This code: int value(uint64 b1, uint64 b2) { int i, j, k; int value = 0; for (k = 0; k < 2; k++) for (i = 0; i < 6; i++) for (j = 0; j < 2; j++) if ((b2 & 0xf << (j + i * 6)) == 0xf << (j + i * 6)) value += 1000; return value; } generates too many unnecessary spills/reloads when rerun through the optimizer (at -O2). See "***" below: LBB1_1: #bb17.preheader movl $15, %eax *** movb 39(%esp), %cl movl %eax, %edx shll %cl, %edx *** movb 39(%esp), %cl incb %cl shll %cl, %eax movl %edx, %ecx The result is that the loop will run slower than if optimizations were turned on only once.

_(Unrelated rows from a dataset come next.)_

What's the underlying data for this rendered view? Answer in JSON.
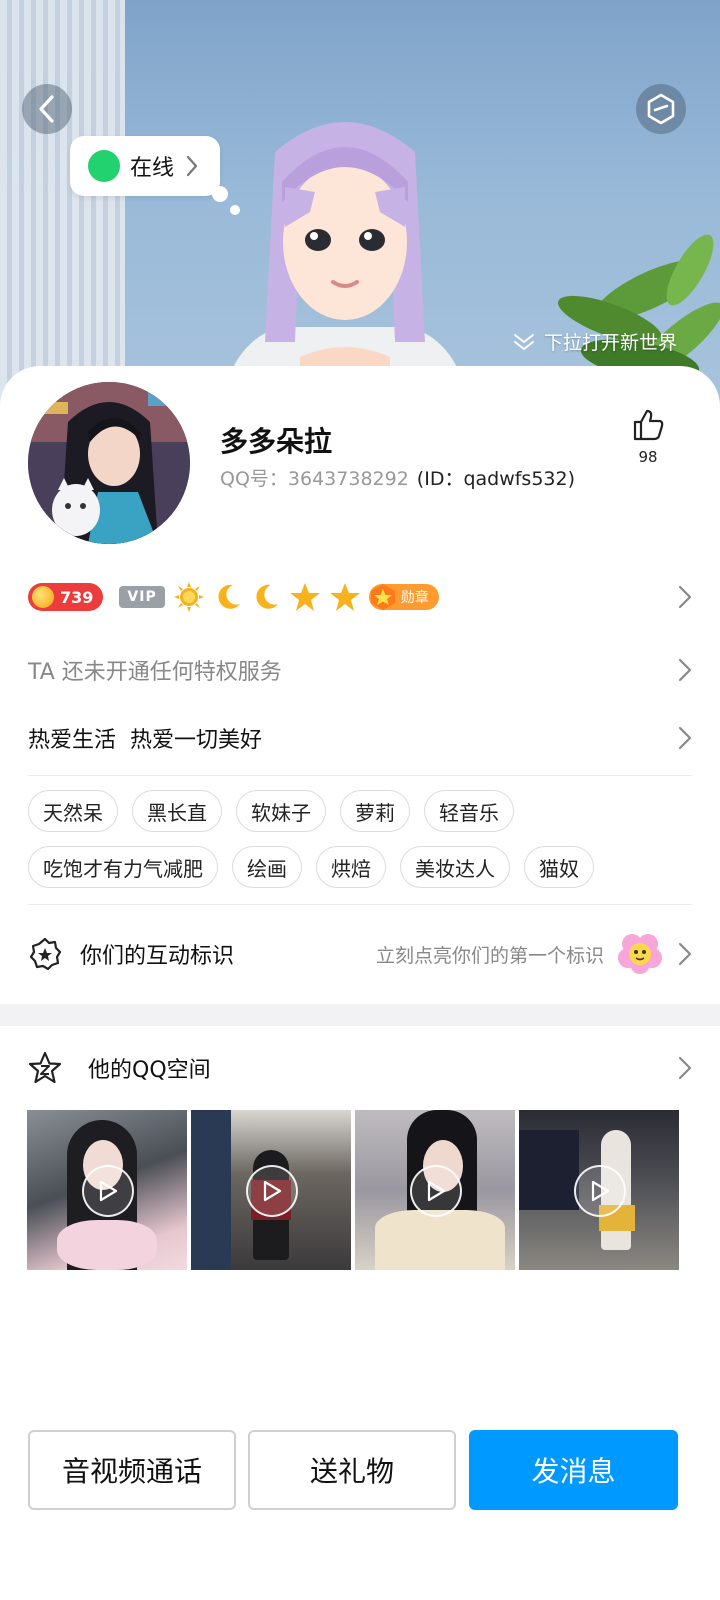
{
  "hero": {
    "status_label": "在线",
    "pull_hint": "下拉打开新世界"
  },
  "profile": {
    "nickname": "多多朵拉",
    "qq_label": "QQ号：3643738292",
    "id_label": "(ID：qadwfs532)",
    "likes": "98"
  },
  "badges": {
    "level": "739",
    "vip": "VIP",
    "medal": "勋章"
  },
  "privilege_text": "TA 还未开通任何特权服务",
  "signature": "热爱生活  热爱一切美好",
  "tags": [
    "天然呆",
    "黑长直",
    "软妹子",
    "萝莉",
    "轻音乐",
    "吃饱才有力气减肥",
    "绘画",
    "烘焙",
    "美妆达人",
    "猫奴"
  ],
  "interaction": {
    "title": "你们的互动标识",
    "subtitle": "立刻点亮你们的第一个标识"
  },
  "qzone": {
    "title": "他的QQ空间"
  },
  "actions": {
    "call": "音视频通话",
    "gift": "送礼物",
    "message": "发消息"
  },
  "colors": {
    "primary": "#0099ff",
    "online": "#21d26e",
    "level": "#ec3c3c",
    "medal": "#ff9b2f"
  }
}
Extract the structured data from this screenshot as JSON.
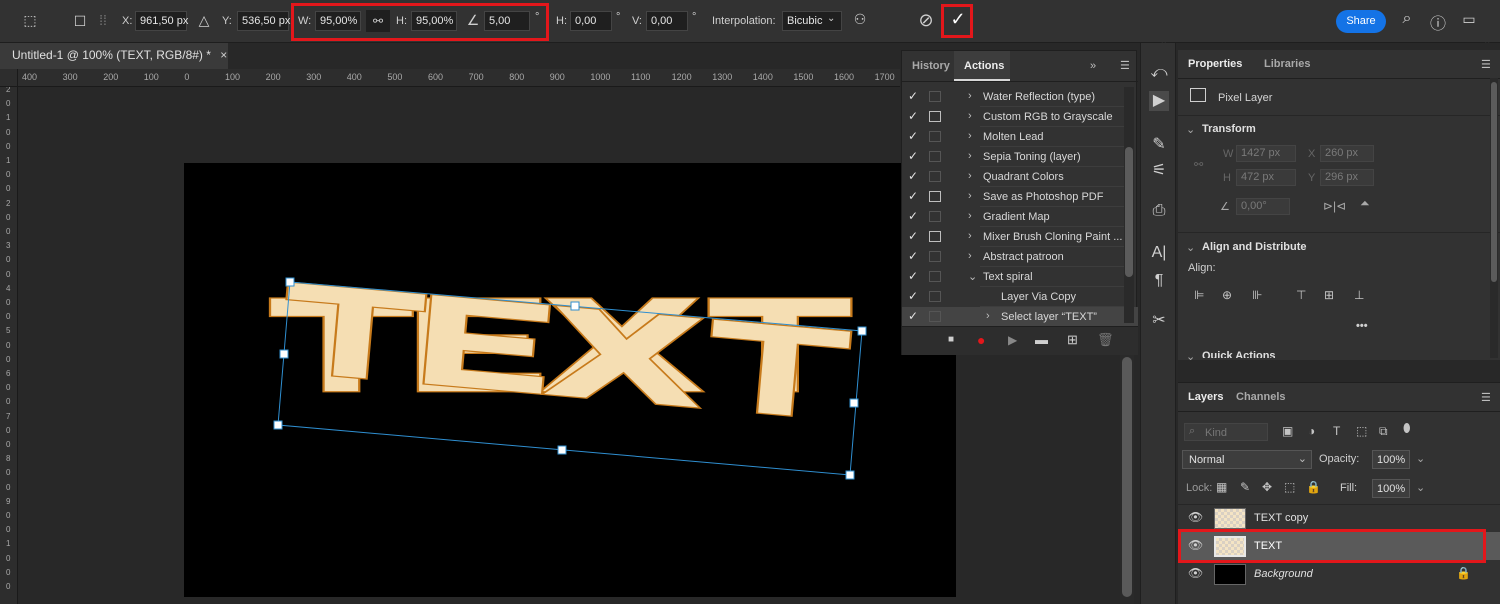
{
  "optionbar": {
    "x_label": "X:",
    "x_value": "961,50 px",
    "y_label": "Y:",
    "y_value": "536,50 px",
    "w_label": "W:",
    "w_value": "95,00%",
    "h_label": "H:",
    "h_value": "95,00%",
    "angle_value": "5,00",
    "angle_unit": "°",
    "hskew_label": "H:",
    "hskew_value": "0,00",
    "hskew_unit": "°",
    "vskew_label": "V:",
    "vskew_value": "0,00",
    "vskew_unit": "°",
    "interp_label": "Interpolation:",
    "interp_value": "Bicubic",
    "share_label": "Share"
  },
  "document": {
    "tab_title": "Untitled-1 @ 100% (TEXT, RGB/8#) *",
    "close": "×",
    "canvas_text": "TEXT",
    "ruler_h": [
      "400",
      "300",
      "200",
      "100",
      "0",
      "100",
      "200",
      "300",
      "400",
      "500",
      "600",
      "700",
      "800",
      "900",
      "1000",
      "1100",
      "1200",
      "1300",
      "1400",
      "1500",
      "1600",
      "1700"
    ],
    "ruler_v": [
      "2",
      "0",
      "1",
      "0",
      "0",
      "1",
      "0",
      "0",
      "2",
      "0",
      "0",
      "3",
      "0",
      "0",
      "4",
      "0",
      "0",
      "5",
      "0",
      "0",
      "6",
      "0",
      "0",
      "7",
      "0",
      "0",
      "8",
      "0",
      "0",
      "9",
      "0",
      "0",
      "1",
      "0",
      "0",
      "0"
    ]
  },
  "actions_panel": {
    "tab_history": "History",
    "tab_actions": "Actions",
    "items": [
      {
        "label": "Water Reflection (type)",
        "caret": "›",
        "dialog": false
      },
      {
        "label": "Custom RGB to Grayscale",
        "caret": "›",
        "dialog": true
      },
      {
        "label": "Molten Lead",
        "caret": "›",
        "dialog": false
      },
      {
        "label": "Sepia Toning (layer)",
        "caret": "›",
        "dialog": false
      },
      {
        "label": "Quadrant Colors",
        "caret": "›",
        "dialog": false
      },
      {
        "label": "Save as Photoshop PDF",
        "caret": "›",
        "dialog": true
      },
      {
        "label": "Gradient Map",
        "caret": "›",
        "dialog": false
      },
      {
        "label": "Mixer Brush Cloning Paint ...",
        "caret": "›",
        "dialog": true
      },
      {
        "label": "Abstract patroon",
        "caret": "›",
        "dialog": false
      },
      {
        "label": "Text spiral",
        "caret": "⌄",
        "dialog": false
      },
      {
        "label": "Layer Via Copy",
        "caret": "",
        "dialog": false
      },
      {
        "label": "Select layer “TEXT”",
        "caret": "›",
        "dialog": false
      }
    ]
  },
  "properties": {
    "tab_properties": "Properties",
    "tab_libraries": "Libraries",
    "kind": "Pixel Layer",
    "transform_title": "Transform",
    "w_label": "W",
    "w_value": "1427 px",
    "x_label": "X",
    "x_value": "260 px",
    "h_label": "H",
    "h_value": "472 px",
    "y_label": "Y",
    "y_value": "296 px",
    "angle_value": "0,00°",
    "align_title": "Align and Distribute",
    "align_label": "Align:",
    "more": "•••",
    "quick_title": "Quick Actions"
  },
  "layers": {
    "tab_layers": "Layers",
    "tab_channels": "Channels",
    "kind_placeholder": "Kind",
    "blend_mode": "Normal",
    "opacity_label": "Opacity:",
    "opacity_value": "100%",
    "lock_label": "Lock:",
    "fill_label": "Fill:",
    "fill_value": "100%",
    "items": [
      {
        "name": "TEXT copy"
      },
      {
        "name": "TEXT"
      },
      {
        "name": "Background"
      }
    ]
  },
  "colors": {
    "accent": "#1473e6",
    "highlight": "#e3171b",
    "text_fill": "#f5deb3",
    "text_stroke": "#c77a1b",
    "bbox": "#2f8fd1"
  }
}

Created attachment 409 [details] Extracted function
Taking a look.
Fixed. Patch here: http://lists.cs.uiuc.edu/pipermail/llvm-commits/Week-of-Mon-20061009/038511.html The diff of produced code: --- t.s 2006-10-11 18:57:23.000000000 -0700 +++ t2.s 2006-10-11 19:29:35.000000000 -0700 @@ -22,7 +22,6 @@ movb 39(%esp), %cl movl %eax, %edx shll %cl, %edx - movb 39(%esp), %cl incb %cl shll %cl, %eax movl %edx, %ecx @@ -73,7 +72,6 @@ movb 15(%esp), %cl movl %esi, %eax shll %cl, %eax - movb 15(%esp), %cl incb %cl shll %cl, %esi movl %eax, %ecx -Chris
Rockin'!
This sped up the fourinarow testpoiont on x86. It now has a smaller gap (~.5s instead of ~.9s) between the times.